LiveScience.com 24 Jul 09;
For the first time in nearly 50 years, a population of a nearly extinct type of frog has been rediscovered in California's San Bernardino National Forest.USGS scientists found this adult mountain yellow-legged frog on June 10 in Tahquitz Creek, a rediscovered population of the endangered frog in the San Jacinto Wilderness, San Bernardino National Forest, California. Credit: Adam Backlin, U.S. Geological Survey
The rare mountain yellow-legged frog was re-found when biologists from the U.S. Geological Survey (USGS) and scientists from the San Diego Natural History Museum retraced a 1908 expedition through the San Jacinto Wilderness near Idyllwild, Calif.
Scientists hope that this rediscovery, along with captive breeding and efforts to restore frog habitat, bodes well for the future of the Southern California amphibian.
Globally, amphibians are on the decline because of habitat loss, effects of climate change and the spread of a deadly pathogen called the chytrid fungus.
The mountain yellow-legged frog is one of three frogs or toads on the federal Endangered Species List in Southern California. Prior to this recent discovery, USGS researchers had estimated there were about 122 adult mountain yellow-legged frogs in the wild.
USGS and San Diego Natural History Museum biologists found the endangered frog during separate trips in June. The frogs were spotted at two locations about 2.5 miles apart in the Tahquitz and Willow creeks in the San Jacinto Mountains. The number of frogs in the area has not yet been determined.
"If this population is large, it could play an important role in the re-establishment of this species across Southern California," said Adam Backlin, a USGS scientist who led the survey team that spotted the first new Tahquitz Creek frogs on June 10.
Mountain yellow-legged frogs are not known to migrate far, possibly indicating a significant population. The size of the site represents much more habitat than occupied by the eight other mountain yellow-legged frog populations in the San Jacinto, San Bernardino, and San Gabriel mountain ranges. In those areas, the frog occupies less than a half-mile of stream.
The San Diego Zoo's Institute for Conservation Research was the first to breed a mountain yellow-legged frog in captivity. That amphibian has recently morphed from a tadpole into a froglet, or juvenile frog.
The goal of the breeding program, which began after the rare frogs were rescued from a drying creek, is to return the mountain yellow-legged frog to its native habitat.
Evidence of endangered frog group found in California
John Antczak, Associated Press Yahoo News 24 Jul 09;
LOS ANGELES – Scientists have found evidence of a potentially large population of the nearly extinct mountain yellow-legged frog in a Southern California wilderness where it hadn't been seen in a half-century, raising prospects for restoring the species to its once wide range.
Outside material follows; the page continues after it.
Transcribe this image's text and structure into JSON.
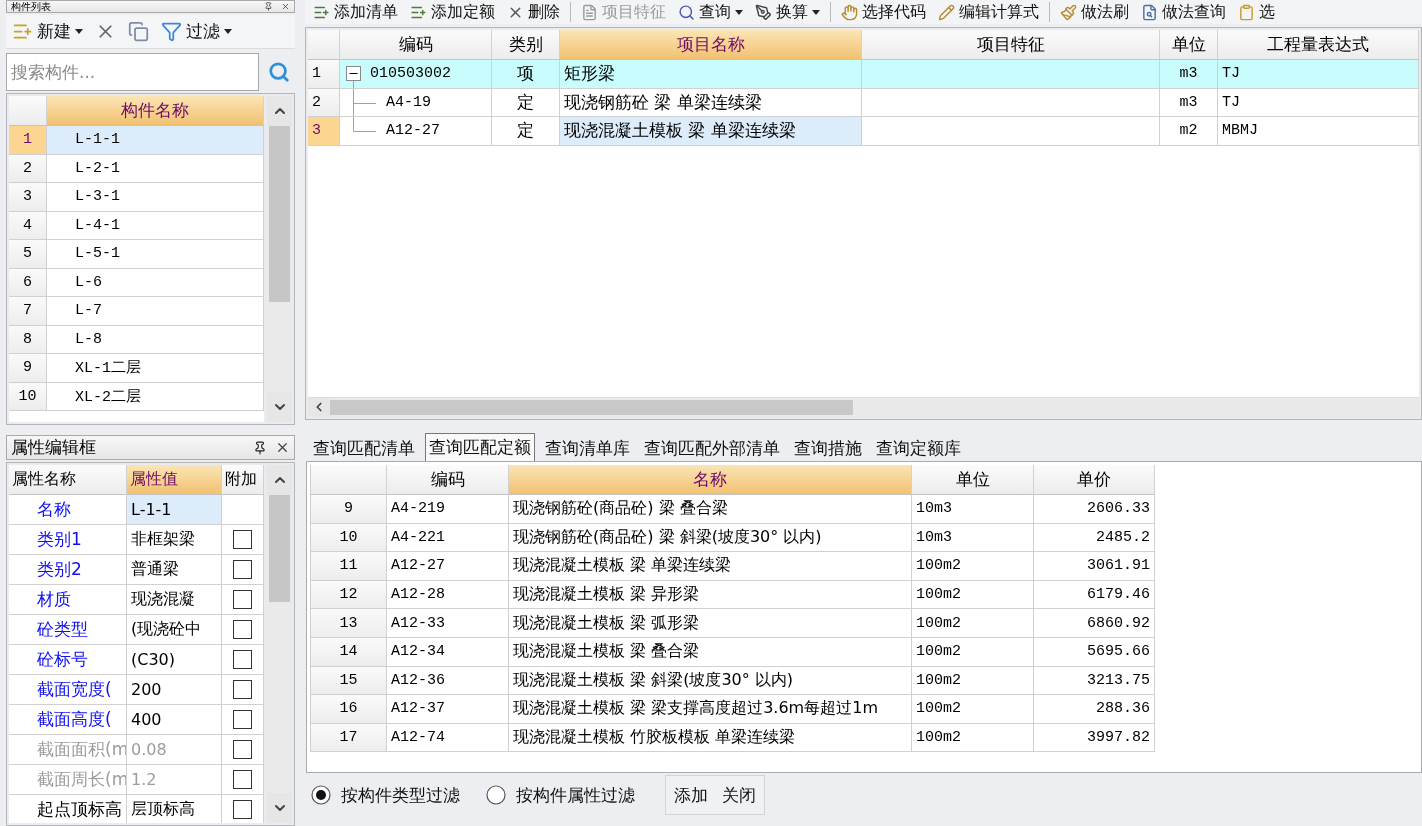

Like amphibians whose numbers are in decline worldwide, the frog species was believed to have fewer than 200 adult members spread across the San Gabriel, San Bernardino and San Jacinto mountain ranges.
In June, U.S. Geological Survey biologists and a team from the San Diego Natural History Museum each separately found a mountain yellow-legged frog at locations 2 1/2 miles apart in the Tahquitz and Willow creeks area of the San Jacintos, about 85 miles southeast of Los Angeles.
At the time, the USGS team was only intent on assessing the suitability of the area for re-establishing the species, ecologist Adam Backlin said Friday.
In 10 years of working with the species, up to 300 locations had been surveyed in the three mountain ranges without any new populations being discovered, so there was no expectation of finding any frogs, Backlin said.
The first frog was found June 10 in Tahquitz Creek.
"We were just blown away," he said.
The museum scientists made their discovery as they followed in the footsteps of a 1908 natural history expedition in order to determine biological changes. That frog was found June 21 in Willow Creek, a tributary of the Tahquitz.
Scientists knew that the frogs had lived there about 50 years ago because museums have examples of the species from the area, Backlin said.
The historic record indicates the frogs were abundant in every area that had permanent water above an elevation of 1,200 feet, he said.
"Between 1968, the 1970s, they just disappeared off the map," he said. "We're trying to figure out now what happened. So anything that is still currently out there has probably persisted since that time."
The frogs don't bask like other frogs and are hard to spot, he said.
The frogs also typically don't move from place to place, so the distance between the two newly discovered frogs is a preliminary indication of a big population.
"And if there's a large population, there may be more frogs in that one creek than we know of across the entire range of the species," Backlin said.
The discoveries follow the San Diego Zoo's first-ever success in breeding a mountain yellow-legged frog in captivity. Tadpoles rescued from a drying stream in the San Bernardino National Forest were taken to the zoo, and eggs were discovered in a tank in December. One frog matured.
Backlin said captive breeding is difficult because of the need to replicate conditions that include the chill of winter, when the frogs are used to hibernating.
"The hope is that we'll get a lot of animals from that captive population this spring and use those to start developing new populations," he said.